Friday, November 7, 2008

Sarkozy veut convaincre l’Europe, avant Washington


Économie 7 nov. 6h51


Le chef de l’Etat donne cent jours aux pays du G20 pour élaborer des propositions afin de réformer les marchés.


GRÉGOIRE BISEAU


Il ne sera pas dit que Nicolas Sarkozy se sera couché devant l’ampleur de la tâche. Déterminé à faire accoucher de cette crise financière au moins quelques mesures labelisables sous le titre de «réforme du système financier mondial», il a donné à ses partenaires du G20 «cent jours», à compter du 15 novembre, pour aboutir à «des propositions concrètes et opérationnelles». Soit le 23 février, dernier délai, pour rendre sa copie. Un mois seulement après la prise de fonction de Barack Obama. Alors que l’administration américaine avait déclaré en début de semaine qu’il ne fallait justement pas «s’attendre à des mesures concrètes» après la réunion de Washington du 20 novembre, Nicolas Sarkozy semble déterminé à profiter de cette période de transition entre les équipes de Bush et d’Obama pour imposer sinon ses vues au moins son rythme.

Accueil tiède. Aujourd’hui, et juste avant un G20 des ministres des Finances qui se tiendra ce week-end à São Paulo au Brésil, le «Sarko Tour» s’arrête à Bruxelles. Le président français réunit les chefs d’Etat et de gouvernement de l’Union européenne pour tenter d’afficher une position commune sur son projet de «réformes du système financier mondial». En début de semaine, un premier projet de conclusions avait été soumis aux ministres des Finances de l’Union. L’accueil fut tiède. Les Anglais l’ont jugé «trop détaillé» et demandé de revenir à des principes plus généraux. Et les Allemands étaient très agacés par le projet français de vouloir créer un «gouvernement économique de la zone euro». Et sur le fond ? «Il y a un vrai consensus avec la majorité des pays européens», assure une source proche de la présidence française. Mais comme souvent dans ces exercices, les gros problèmes sont dans les petits détails.

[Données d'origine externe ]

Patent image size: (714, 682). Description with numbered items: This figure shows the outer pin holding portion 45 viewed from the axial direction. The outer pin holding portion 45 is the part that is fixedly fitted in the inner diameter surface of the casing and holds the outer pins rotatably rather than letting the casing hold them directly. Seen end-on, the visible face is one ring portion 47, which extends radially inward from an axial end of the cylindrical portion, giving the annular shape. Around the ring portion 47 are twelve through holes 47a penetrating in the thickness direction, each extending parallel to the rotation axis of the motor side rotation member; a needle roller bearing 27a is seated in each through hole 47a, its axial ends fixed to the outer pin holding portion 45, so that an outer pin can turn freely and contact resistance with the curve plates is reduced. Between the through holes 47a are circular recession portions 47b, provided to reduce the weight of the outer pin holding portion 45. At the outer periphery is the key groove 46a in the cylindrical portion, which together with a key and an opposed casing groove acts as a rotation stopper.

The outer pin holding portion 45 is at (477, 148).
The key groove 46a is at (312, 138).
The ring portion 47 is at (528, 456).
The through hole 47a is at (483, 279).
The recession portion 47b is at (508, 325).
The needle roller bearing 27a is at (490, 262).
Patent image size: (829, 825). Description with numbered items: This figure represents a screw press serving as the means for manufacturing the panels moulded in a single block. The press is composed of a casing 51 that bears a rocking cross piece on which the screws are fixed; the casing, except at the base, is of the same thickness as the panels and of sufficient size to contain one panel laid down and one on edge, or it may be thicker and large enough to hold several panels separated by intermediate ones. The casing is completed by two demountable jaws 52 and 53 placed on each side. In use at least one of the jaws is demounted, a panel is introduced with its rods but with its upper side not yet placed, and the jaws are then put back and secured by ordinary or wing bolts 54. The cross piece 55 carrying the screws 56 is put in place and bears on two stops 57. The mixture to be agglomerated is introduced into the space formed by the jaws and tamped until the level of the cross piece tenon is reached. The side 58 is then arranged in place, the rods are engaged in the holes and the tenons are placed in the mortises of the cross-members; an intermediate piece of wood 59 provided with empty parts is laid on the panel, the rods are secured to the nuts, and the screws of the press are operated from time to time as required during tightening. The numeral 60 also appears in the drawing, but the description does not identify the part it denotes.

Si Français et Allemands sont, par exemple, plutôt en phase sur le diagnostic général de la crise, la question de la régulation des hedge funds continue d’empoisonner les deux pays. Berlin tient, depuis longtemps, à une régulation stricte de ces fonds d’investissement de très court terme, qui fonctionnent le plus souvent par recours à l’endettement. «On a une approche plus libérale que les Allemands sur la question», reconnaît un fonctionnaire français. Les Allemands, eux, seraient favorables à des règles prudentielles strictes qui, de fait, limiteraient l’activité de ces fonds. La France est bien plus prudente. Et pour se justifier, elle laisse entendre que les Etats-Unis et la Grande-Bretagne ne voudront jamais d’une régulation aussi générale.

Nuance. Autre sujet de désaccord, avec la Grande Bretagne cette fois : l’avenir du FMI. Même si la quasi-totalité des Européens sont d’accords pour donner plus de pouvoir macroéconomique au FMI et réformer son mode de gouvernance pour mieux représenter les nouveaux pays émergents, les Anglais (contrairement aux Français) ne voient pas d’un très bon œil l’avènement d’une institution internationale capable, demain, de jouer le rôle de «supergendarme des marchés financiers». Concernant le rôle du FMI, le texte, dans sa nouvelle version, a d’ailleurs remplacé l’expression de «surveillance financière» par celui «de stabilité financière». Petite nuance. Mais grosses conséquences.